Helsinki, the capital of Finland, is the epitome of the country’s outward projection as a modern, cosmopolitan destination while simultaneously full of rural beauty. Being Finland’s most well known and largest city, Helsinki wears this mantle well.
Come back often to check on the status of the Helsinki Mini Guide. Topics and content are currently being worked on and I hope to get them out as soon as possible for your trip research. My objective is to provide useful information to either supplement or that you won’t find in Rick Steves guidebooks, like the Northern European Cruise Ports or the Scandinavia books. As great as those 2 books are (you should check them out!), there are still some things that this Mini Guide can deliver on.
The following topics will be covered:
- Visiting Helsinki? Here’s 12 Free Things To Do, See and Use
- The Temppeliaukio Church – Helsinki’s Must See Attraction
- Helsinki Musuems – Free Fridays
- To Guide, To Answer, To Help – The Helsinki Helpers Are There For You!
- Helsinki Service Map – So Dang Useful!
- How To Find Free WiFi in Helsinki
Leading the way, as a capital of any country should, it has been awarded the World Design Capital in 2012 for its creative and innovative urban development initiatives. With this award, Helsinki has put Finland in the same breath as her Scandanavian neighbours whenever the topic of “design” is brought up. The city is also hi-tech hub as it deftly navigates the global “technology first” phenomenon – think Nokia, Supercell, Rovio and a host of new startups on the horizon.
However, don’t expect Helsinki to be just an urban jungle of roads and buildings. Part of it’s charm is the multitude of small towns and small islands that contribute to the cityscape.

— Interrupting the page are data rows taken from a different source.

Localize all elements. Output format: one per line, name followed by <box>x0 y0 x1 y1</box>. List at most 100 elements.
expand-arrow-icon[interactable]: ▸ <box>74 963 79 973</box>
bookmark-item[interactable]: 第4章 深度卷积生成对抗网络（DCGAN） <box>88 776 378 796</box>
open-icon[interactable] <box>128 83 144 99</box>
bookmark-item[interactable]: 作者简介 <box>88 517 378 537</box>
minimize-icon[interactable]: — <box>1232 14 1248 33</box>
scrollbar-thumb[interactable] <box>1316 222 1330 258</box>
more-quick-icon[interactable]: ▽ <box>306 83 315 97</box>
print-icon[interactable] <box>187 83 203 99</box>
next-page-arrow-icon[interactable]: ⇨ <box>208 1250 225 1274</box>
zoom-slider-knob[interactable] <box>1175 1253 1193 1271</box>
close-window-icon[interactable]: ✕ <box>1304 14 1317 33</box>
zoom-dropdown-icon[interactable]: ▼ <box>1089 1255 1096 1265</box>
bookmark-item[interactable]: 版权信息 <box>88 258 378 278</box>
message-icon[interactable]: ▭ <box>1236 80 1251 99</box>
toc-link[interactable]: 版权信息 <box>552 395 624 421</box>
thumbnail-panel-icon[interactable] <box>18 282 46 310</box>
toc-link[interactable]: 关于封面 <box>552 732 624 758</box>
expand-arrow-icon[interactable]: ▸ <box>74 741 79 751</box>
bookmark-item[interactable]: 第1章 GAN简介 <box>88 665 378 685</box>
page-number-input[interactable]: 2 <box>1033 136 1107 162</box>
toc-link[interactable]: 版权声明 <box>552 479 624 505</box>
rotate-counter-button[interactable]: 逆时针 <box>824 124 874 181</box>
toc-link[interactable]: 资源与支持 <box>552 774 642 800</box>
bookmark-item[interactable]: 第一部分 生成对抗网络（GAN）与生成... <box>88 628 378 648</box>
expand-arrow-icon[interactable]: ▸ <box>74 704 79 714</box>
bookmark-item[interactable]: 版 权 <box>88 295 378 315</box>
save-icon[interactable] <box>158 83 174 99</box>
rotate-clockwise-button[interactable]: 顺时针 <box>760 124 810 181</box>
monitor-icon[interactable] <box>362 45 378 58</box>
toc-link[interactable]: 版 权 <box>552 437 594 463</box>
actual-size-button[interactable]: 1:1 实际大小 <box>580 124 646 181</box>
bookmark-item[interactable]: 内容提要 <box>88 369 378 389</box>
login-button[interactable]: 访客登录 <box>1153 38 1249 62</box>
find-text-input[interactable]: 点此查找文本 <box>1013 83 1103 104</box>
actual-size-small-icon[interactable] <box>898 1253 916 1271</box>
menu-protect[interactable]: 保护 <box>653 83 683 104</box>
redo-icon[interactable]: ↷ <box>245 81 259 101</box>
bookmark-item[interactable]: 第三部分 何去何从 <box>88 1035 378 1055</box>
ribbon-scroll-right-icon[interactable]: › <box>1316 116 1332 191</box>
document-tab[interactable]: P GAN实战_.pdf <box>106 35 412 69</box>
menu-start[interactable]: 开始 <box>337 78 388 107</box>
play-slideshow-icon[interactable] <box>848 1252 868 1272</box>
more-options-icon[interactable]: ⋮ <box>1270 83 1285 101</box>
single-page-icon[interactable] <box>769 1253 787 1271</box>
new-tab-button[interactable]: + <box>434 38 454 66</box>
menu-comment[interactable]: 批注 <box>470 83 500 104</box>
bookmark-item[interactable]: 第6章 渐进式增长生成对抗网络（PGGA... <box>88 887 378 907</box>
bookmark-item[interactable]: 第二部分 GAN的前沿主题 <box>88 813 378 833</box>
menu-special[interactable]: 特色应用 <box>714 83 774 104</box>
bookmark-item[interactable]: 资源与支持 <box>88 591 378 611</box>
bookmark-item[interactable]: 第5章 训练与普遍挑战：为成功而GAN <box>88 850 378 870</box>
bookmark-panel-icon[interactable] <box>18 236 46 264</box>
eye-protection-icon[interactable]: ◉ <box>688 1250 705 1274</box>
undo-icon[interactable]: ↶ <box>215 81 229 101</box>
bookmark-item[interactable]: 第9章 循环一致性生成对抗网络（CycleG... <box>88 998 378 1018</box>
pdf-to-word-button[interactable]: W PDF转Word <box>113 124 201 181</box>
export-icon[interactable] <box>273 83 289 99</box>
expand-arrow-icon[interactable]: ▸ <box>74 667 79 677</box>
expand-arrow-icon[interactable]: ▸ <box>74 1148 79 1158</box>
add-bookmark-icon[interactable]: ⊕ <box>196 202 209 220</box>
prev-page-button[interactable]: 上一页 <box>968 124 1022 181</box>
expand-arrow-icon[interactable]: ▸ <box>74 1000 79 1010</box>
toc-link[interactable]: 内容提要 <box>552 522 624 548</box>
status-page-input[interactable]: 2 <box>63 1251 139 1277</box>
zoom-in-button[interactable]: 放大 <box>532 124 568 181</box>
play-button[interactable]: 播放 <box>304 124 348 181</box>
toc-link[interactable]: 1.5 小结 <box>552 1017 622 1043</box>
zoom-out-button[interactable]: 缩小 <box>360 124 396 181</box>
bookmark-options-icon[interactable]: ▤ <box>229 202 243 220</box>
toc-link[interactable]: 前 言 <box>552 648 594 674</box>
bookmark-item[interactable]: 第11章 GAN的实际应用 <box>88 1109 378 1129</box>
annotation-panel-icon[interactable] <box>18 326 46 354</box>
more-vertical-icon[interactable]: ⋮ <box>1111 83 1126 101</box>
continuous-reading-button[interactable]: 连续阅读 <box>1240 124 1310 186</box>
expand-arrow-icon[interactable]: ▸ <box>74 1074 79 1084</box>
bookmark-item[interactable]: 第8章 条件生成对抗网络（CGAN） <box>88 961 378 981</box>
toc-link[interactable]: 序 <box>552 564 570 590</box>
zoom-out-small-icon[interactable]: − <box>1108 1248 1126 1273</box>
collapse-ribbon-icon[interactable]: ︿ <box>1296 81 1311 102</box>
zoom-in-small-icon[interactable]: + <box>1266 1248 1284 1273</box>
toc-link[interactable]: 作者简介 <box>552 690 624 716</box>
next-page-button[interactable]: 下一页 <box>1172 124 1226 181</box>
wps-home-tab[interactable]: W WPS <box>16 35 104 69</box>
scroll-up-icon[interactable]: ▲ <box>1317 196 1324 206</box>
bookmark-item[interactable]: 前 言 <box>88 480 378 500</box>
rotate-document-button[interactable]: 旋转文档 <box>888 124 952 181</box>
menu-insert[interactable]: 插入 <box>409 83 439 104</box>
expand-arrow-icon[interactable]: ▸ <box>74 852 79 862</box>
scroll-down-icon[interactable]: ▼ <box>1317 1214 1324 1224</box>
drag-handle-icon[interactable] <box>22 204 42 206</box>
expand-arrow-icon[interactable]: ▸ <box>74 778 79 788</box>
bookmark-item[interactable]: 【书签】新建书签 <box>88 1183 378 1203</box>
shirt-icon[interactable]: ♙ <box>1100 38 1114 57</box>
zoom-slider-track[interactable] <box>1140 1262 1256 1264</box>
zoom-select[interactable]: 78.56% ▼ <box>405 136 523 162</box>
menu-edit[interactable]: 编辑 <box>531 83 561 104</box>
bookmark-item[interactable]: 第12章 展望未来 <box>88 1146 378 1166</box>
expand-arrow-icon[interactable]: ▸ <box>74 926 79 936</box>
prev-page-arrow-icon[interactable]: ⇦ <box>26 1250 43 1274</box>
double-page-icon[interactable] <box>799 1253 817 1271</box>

Helsinki is surrounded not only by the raw beauty of the waters of the lakes and sea, but also the trees and forests of the countryside.
Let’s see how this dualism influences the Finnish people, and on the other hand, is embraced by them, by learning about the makeup of Helsinki through it’s geography, history, and economy.
Geography of Helsinki
Geographically, Finland is sandwiched between it’s neighbours, Sweden to the west and Russia to the east. Interestingly enough, Helsinki is pretty much equidistant from Stockholm (400 km) and St. Petersburgh (388 km). To it’s south, 80km across the Gulf of Finland is Tallin, a former mercantile power.

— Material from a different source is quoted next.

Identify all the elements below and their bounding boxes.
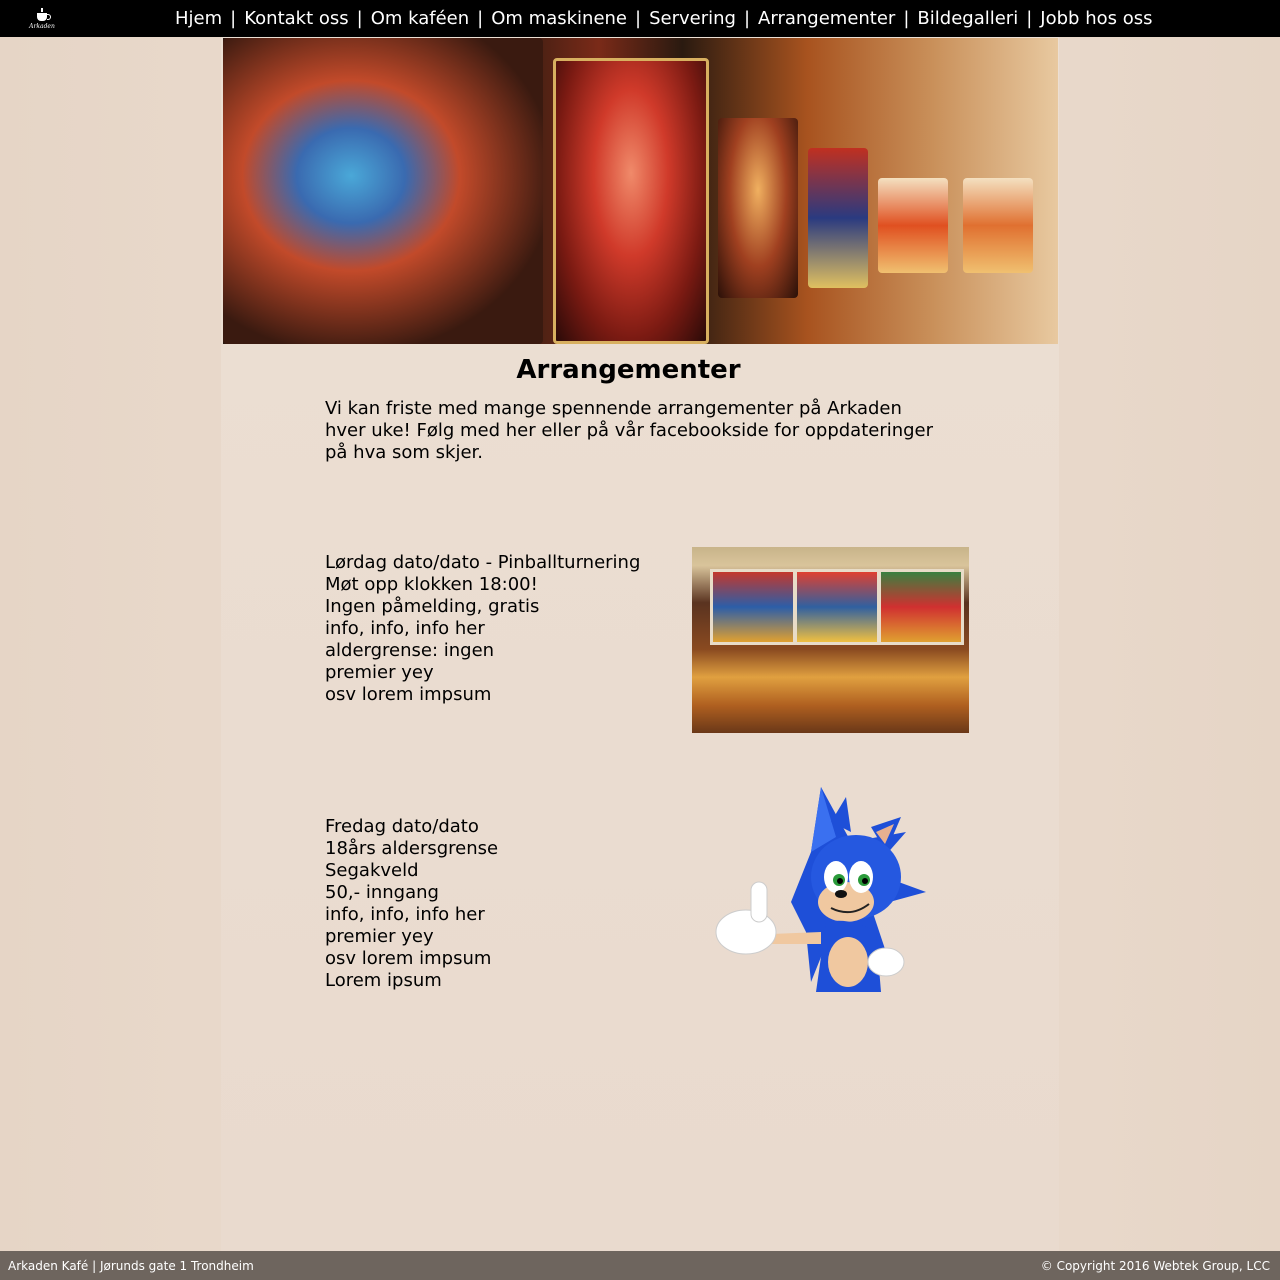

The city of Helsinki is comprised of several municipalities and together, they are situated on a peninsula on Finland’s southern tip. On the southern end of this peninsula is the city center itself, with harbours having direct access to the Gulf of Finland. Suitably, Helsinki’s nickname is “Daughter of the Baltic”
This peninsula is porous as more than half the city is covered with water – with an archipelago of around 330 islands and a shoreline consisting of around 100km of coast. Another third of the city is covered with green spaces. With such everyday proximity to nature, the Finnish people have an innate respect for, and first hand comfort with, the natural environment.
History of Helsinki
With Tallin and the Hanseatic League dominating the Baltic Sea trade, the Swedish King, Gustavus Vasa, was looking to do something about it by providing direct competition. What better way than to open a new port town on the northern shores of a gulf directly opposite to Tallin on the southern shore. This new town is founded in 1550 and is named Helsingfors, which we now know as Helsinki.
The city grows slowly at first, until the Sveaborg (nowadays Suomenlinna) Maritime Fortress starts being built to protect against Russia’s desire to expand. Fearful of recent Russian moves such as creating a new capital city named St. Petersburg, right next to Finland’s border, construction starts in 1748. Like all large construction projects, this is a positive factor in the fortunes of the town. Eventually, Russia easily takes Helsinki in 1808 following a negotiated ceasefire.
Firmly within the Russian Empire, Finland becomes an autonomous state, The Grand Duchy of Finland. The Czar of Russia at the time, Alexander I, moved the capital to Helsinki and it was rebuilt to be more spectacular, to resemeble St. Petersburg. Under Russian rule, the city grew rapidly and developed into a major city. When Finland became independent in 1917, Helsinki was set on another trajectory of development and growth in it’s new role as the capital of Finland. With the urbanization projects of the 1970s, the population tripled and ultimately grows into the young (relatively speaking) but sophisticated city that we know today.
Economy of Helsinki
The economy of Helsinki has grown steadily as it has transitioned from a heavy industries economy to becoming a higher margin, services-related economy. With strong services-related sectors leading the way, Helsinki generates approximately one third of Finland’s GDP. Being the largest city in the country with a great geographical location, most companies have their headquarters setup in Helsinki. With the population having a high standard of education, there is an enviable pool of skilled workers available.
With a healthy GDP per capita that is 1.5 times the national average, it is one of the richest capitals in Europe. Recently, however, Finland’s economy (and in turn Helsinki) has been lagging the Eurozone and growth has been hard to come by. Unemployment has hit 10% and it recently lost it’s triple-A rating credit rating. Having been mired in a recession for four years and with the current global economic headwinds, this is expected to continue though the Bank of Finland is forecasting a slow recovery in 2016.
Helsinki is an international metropolis that is friendly, efficient, and, after having won the title of the most liveable city in the world in 2011, livable. Small town traits for a large town, wouldn’t you say?
Visitors often find they are at a lost at what to do and see in Helsinki and I hope to remedy that situation. For tourists, Central Helsinki is rather compact and can be explored on foot by energetic visitors. You will find that She is technologically advanced but smartly designed, cosmopolitan yet rural, welcoming and charming.